Un scrutin sous le signe de l’urgence
Cette primaire intervient à un moment charnière pour la gauche française. Alors que Marine Le Pen et l’extrême droite surfent sur un mécontentement social grandissant, les divisions au sein du bloc progressiste risquent d’affaiblir encore davantage leur capacité à peser face à la montée des populismes. Les sondages, déjà alarmants, placent le Parti Socialiste et ses alliés dans une position défensive, avec une base électorale en érosion constante depuis des années.
Les candidats en lice devront donc non seulement convaincre une frange de l’électorat traditionnel, mais aussi séduire les nouvelles générations, souvent désillusionnées par les promesses non tenues des partis traditionnels. Les thèmes de la justice sociale, de la transition écologique et de la souveraineté européenne seront au cœur des débats, même si les divergences sur la ligne à adopter resteront probablement le principal obstacle à une unification.
L’absence de surprises majeures dans les semaines à venir laisse présager une compétition serrée, mais aussi un risque accru de fragmentation. Si aucun candidat ne parvient à émerger clairement d’ici octobre, la gauche française pourrait se retrouver dans une impasse politique, incapable de proposer une alternative crédible face à Macron ou aux nationalistes.

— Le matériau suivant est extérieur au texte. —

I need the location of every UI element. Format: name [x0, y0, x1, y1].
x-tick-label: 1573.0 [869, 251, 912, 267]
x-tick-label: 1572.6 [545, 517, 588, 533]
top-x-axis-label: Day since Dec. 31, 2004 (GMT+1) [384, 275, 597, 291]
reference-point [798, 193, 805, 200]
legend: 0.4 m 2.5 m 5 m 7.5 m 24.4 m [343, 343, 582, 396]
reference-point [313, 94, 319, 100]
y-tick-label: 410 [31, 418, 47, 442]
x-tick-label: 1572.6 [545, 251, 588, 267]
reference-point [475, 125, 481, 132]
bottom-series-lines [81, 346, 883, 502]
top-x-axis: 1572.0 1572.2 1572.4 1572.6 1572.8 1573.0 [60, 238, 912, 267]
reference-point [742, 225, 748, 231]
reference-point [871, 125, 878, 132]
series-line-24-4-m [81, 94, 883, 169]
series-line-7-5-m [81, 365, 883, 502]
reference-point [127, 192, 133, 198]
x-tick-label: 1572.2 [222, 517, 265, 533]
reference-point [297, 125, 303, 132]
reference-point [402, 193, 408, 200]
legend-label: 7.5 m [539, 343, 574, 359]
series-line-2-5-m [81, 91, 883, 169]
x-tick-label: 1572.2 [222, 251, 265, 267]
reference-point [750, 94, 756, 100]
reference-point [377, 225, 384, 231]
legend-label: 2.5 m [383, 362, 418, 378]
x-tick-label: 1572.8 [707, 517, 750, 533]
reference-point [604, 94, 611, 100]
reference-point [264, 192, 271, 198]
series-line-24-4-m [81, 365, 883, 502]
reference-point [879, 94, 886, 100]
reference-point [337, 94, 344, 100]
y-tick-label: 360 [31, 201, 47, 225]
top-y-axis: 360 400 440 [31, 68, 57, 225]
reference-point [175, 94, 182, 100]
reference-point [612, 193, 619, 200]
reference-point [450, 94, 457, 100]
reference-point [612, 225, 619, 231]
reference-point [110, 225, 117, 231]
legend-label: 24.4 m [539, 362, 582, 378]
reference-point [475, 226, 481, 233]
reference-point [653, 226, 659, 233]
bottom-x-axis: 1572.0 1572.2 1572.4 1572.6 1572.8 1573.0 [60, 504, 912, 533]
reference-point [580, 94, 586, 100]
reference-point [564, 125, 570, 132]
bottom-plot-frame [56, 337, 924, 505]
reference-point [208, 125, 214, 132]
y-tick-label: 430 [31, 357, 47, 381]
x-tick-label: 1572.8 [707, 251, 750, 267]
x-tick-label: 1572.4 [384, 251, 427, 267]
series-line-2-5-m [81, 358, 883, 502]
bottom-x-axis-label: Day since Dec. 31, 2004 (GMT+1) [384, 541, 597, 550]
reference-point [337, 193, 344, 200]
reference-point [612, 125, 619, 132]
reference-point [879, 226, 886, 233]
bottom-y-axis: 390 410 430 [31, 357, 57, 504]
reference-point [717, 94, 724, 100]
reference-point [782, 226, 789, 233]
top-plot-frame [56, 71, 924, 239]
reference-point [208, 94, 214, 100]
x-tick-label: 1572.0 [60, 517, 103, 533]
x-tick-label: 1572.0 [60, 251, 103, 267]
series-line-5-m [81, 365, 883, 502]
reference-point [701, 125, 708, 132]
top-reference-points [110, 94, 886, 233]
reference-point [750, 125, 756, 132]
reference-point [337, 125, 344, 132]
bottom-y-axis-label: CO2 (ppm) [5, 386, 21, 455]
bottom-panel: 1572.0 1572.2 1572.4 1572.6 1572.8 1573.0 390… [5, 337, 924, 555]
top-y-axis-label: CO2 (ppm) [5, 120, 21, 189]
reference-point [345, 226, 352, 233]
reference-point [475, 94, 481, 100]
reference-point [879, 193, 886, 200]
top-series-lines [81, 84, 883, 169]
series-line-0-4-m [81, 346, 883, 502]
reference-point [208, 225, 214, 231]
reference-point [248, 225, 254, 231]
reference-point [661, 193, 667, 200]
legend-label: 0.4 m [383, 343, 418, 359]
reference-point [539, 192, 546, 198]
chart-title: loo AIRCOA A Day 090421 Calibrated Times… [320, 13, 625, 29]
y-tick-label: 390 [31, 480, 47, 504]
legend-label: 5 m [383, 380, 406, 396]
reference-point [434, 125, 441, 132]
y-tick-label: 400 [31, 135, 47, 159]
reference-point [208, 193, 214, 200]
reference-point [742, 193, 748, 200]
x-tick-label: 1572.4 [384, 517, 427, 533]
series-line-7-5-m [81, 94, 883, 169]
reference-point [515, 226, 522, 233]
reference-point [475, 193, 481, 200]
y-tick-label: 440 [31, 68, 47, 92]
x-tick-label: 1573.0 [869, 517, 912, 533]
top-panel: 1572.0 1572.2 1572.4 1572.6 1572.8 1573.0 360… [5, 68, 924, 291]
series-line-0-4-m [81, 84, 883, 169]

Le PS à l’épreuve de son propre bilan
L’héritage du quinquennat Macron pèse lourdement sur cette primaire. Le gouvernement actuel, dirigé par Sébastien Lecornu, a mis en place des réformes impopulaires, comme la contribution des retraités au budget 2027, qui ont exacerbé les tensions sociales. Dans ce contexte, la gauche se doit de proposer un projet mobilisateur, mais les divisions internes rendent cette tâche d’autant plus ardue.
Les critiques fusent déjà contre Olivier Faure, dont le leadership est souvent perçu comme trop timoré face à l’offensive macroniste. Certains observateurs estiment que le PS, autrefois pilier de la vie politique française, est aujourd’hui en train de perdre son rôle de locomotive de la gauche, au profit de mouvements plus radicaux ou plus centristes.
La présence de figures comme Ségolène Royal, dont l’influence reste significative malgré les années, rappelle que l’histoire du parti est faite de rebondissements. Mais l’absence de consensus sur l’orientation à donner à la primaire – entre réformisme et rupture – pourrait bien sonner le glas d’une unité déjà fragile.
Un enjeu européen dans la balance
Au-delà des frontières françaises, cette primaire survient alors que l’Europe est confrontée à des défis majeurs. La montée des extrêmes en Allemagne et dans d’autres pays membres, ainsi que les tensions géopolitiques croissantes, placent la France dans une position clé pour défendre les valeurs démocratiques. Une gauche unie et ambitieuse pourrait jouer un rôle central dans ce combat, mais les divisions actuelles risquent de réduire son influence.
Les candidats devront donc articuler leur discours autour de l’Europe, tout en répondant aux préoccupations des citoyens français. Une équation complexe, surtout dans un contexte où les partis traditionnels, comme le PS, peinent à retrouver leur légitimité.
En définitive, cette primaire socialiste s’annonce comme un test crucial pour l’avenir de la gauche française. Entre ambitions personnelles et nécessité de rassemblement, les candidats devront faire preuve de pragmatisme et de vision pour éviter une nouvelle défaite électorale.
Le scrutin des 9, 10, 16 et 17 octobre pourrait bien être le dernier SOS lancé par le Parti Socialiste avant un possible effondrement définitif. À moins qu’un miracle politique ne se produise, la gauche française semble condamnée à errer dans le désert pendant encore de nombreuses années.